The need to treat water before it can be safe for human consumption has been emphasized by an international facility management consultant.

Engr. Afolabi O. Adedeji, Managing Director/Chief Executive, Afolabi  Adedeji & Associates, expressed the concern because there are many water-borne and enteric diseases.

The diseases that can be caused by bad water which he listed are:  Cholera, dysentery, Guinea worm, infectious hepatitis, gastro-enteritis hookworm, Bilharzin, Schistosomiasis, among others.

“The detailed exposition of these may form the subject of another article,” Adedeju wrote.

He recommended that certain simple measures such as boiling of water before drinking, filtration, storage, chlorination, protection of water sources from faecal pollution (or human and animal faeces), good environmental sanitation and so on could be very effective in achieving the goal of water treatment.

According to Adedeji, “preventing water-borne diseases could also help reduce premature death.”

He pointed out that Cholera has been known to ‘take out’ victims within 72 hours if it is not managed and treated well.

Treating water before consumption, the facility manager noted, promotes the economy of useful time that may otherwise be lost during illness by young, active and gainfully employed Nigerians.

Adedeji added that treating water lowers government expenditure on public health and medical services – things which developing countries can hardly afford.

The facility management consultant highlighted other key points in the form of questions for consideration in relation to the supply of potable water.

He asked:  “Will NAFDAC (National Agency for Food and Drug Administration and Control) continue to have a role in regulating the ‘pure water’ (or sachet water) industry and manufacture of bottled/mineral water, or will this agency’s role begin to diminish with the passage of time?”
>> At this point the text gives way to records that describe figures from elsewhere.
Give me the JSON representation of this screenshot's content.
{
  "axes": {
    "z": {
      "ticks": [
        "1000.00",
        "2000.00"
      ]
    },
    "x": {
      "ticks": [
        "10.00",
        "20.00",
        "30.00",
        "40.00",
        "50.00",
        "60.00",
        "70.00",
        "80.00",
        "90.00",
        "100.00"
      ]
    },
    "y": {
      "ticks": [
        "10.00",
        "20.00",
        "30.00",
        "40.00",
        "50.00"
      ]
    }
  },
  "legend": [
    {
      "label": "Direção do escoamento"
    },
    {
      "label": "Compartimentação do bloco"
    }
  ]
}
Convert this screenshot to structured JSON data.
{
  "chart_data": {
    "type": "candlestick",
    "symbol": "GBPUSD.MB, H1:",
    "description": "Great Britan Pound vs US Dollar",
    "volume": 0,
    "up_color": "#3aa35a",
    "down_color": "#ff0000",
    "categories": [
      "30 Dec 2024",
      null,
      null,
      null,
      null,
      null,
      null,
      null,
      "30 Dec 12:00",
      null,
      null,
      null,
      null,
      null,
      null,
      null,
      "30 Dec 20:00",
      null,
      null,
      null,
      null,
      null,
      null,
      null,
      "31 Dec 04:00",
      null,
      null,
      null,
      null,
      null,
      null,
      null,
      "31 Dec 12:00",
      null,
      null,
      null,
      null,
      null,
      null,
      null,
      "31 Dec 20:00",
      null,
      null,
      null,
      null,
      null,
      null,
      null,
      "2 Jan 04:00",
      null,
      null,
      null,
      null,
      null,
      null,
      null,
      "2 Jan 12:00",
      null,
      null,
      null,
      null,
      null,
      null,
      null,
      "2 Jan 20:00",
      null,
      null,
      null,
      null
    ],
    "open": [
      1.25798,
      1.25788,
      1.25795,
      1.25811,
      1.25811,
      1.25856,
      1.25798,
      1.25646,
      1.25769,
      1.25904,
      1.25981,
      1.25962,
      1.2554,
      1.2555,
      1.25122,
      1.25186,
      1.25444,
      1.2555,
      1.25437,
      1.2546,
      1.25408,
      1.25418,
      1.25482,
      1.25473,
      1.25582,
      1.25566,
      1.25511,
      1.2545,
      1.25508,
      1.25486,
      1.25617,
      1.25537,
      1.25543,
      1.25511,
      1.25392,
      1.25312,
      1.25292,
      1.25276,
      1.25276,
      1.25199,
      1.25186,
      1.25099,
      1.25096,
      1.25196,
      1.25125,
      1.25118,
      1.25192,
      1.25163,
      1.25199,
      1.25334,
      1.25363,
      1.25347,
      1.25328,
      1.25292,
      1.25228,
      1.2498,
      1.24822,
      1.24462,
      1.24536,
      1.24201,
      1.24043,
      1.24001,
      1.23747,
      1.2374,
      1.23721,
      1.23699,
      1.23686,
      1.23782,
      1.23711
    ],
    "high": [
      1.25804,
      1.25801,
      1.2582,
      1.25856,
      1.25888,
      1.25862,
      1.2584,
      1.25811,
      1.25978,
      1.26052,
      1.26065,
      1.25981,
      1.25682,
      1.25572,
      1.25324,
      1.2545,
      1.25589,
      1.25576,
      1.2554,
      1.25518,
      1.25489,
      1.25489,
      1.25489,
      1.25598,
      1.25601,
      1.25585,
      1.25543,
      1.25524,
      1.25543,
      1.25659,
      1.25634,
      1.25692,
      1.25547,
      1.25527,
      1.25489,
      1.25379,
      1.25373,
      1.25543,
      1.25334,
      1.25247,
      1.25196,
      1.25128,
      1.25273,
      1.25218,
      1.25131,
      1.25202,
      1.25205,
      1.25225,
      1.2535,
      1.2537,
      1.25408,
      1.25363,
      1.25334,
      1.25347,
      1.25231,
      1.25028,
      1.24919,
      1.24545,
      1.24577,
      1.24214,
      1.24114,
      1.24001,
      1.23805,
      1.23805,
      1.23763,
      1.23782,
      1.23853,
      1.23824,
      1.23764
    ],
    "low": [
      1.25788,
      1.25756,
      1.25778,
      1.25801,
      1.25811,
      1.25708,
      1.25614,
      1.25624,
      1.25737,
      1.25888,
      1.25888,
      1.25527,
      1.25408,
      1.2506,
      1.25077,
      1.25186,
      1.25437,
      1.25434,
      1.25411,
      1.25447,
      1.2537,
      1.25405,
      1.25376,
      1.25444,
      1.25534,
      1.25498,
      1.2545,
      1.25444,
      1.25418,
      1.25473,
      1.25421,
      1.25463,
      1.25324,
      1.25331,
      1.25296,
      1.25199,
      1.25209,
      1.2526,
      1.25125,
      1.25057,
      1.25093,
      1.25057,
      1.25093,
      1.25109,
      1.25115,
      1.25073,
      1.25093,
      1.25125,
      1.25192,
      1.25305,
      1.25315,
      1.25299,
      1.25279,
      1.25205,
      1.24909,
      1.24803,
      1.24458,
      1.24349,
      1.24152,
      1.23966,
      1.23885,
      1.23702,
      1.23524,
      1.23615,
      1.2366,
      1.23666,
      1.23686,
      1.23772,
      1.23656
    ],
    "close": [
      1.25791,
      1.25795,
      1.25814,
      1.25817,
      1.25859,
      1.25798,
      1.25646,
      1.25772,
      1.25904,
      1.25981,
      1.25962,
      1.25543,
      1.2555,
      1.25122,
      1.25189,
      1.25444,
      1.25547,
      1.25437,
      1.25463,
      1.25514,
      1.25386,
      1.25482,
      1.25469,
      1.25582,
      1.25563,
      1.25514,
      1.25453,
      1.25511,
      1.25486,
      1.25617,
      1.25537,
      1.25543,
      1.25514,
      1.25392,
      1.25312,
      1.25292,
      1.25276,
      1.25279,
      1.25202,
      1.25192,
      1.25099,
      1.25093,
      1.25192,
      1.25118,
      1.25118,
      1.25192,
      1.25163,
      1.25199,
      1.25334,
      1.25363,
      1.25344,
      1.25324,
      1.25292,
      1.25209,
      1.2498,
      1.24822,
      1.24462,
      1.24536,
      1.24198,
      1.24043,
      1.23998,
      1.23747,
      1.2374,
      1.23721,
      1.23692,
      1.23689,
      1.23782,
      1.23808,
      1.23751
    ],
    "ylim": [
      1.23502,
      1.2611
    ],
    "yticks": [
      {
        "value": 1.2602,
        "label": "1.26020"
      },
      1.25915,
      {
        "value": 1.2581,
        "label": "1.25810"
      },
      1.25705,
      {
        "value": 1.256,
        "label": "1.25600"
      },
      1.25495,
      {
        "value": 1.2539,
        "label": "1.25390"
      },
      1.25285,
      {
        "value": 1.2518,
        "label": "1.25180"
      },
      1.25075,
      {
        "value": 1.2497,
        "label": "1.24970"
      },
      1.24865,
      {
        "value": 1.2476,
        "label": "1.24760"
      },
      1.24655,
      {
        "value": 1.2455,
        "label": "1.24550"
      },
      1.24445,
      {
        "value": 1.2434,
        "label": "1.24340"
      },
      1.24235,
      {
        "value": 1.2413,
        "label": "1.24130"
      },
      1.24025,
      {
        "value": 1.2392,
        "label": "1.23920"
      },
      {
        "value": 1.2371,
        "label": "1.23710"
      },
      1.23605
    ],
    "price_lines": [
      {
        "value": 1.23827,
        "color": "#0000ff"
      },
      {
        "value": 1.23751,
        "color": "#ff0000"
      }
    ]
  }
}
Adedeji also wanted to know whether there is any possibility in the immediate or distant future of nationwide or worldwide ‘security’  of especially drinking water.

Another question that he posed is whether there is economic or commercial future for the ‘pure water’ or sachet water industry and the ‘upper-scale’ bottled water/mineral water industry in Nigeria?

“How attractive and/or feasible is water recycling in Nigeria?” he sought, stressing that that has been ‘standard practice’ for many decades in a country like Great Britain – Nigeria’s former colonial master.”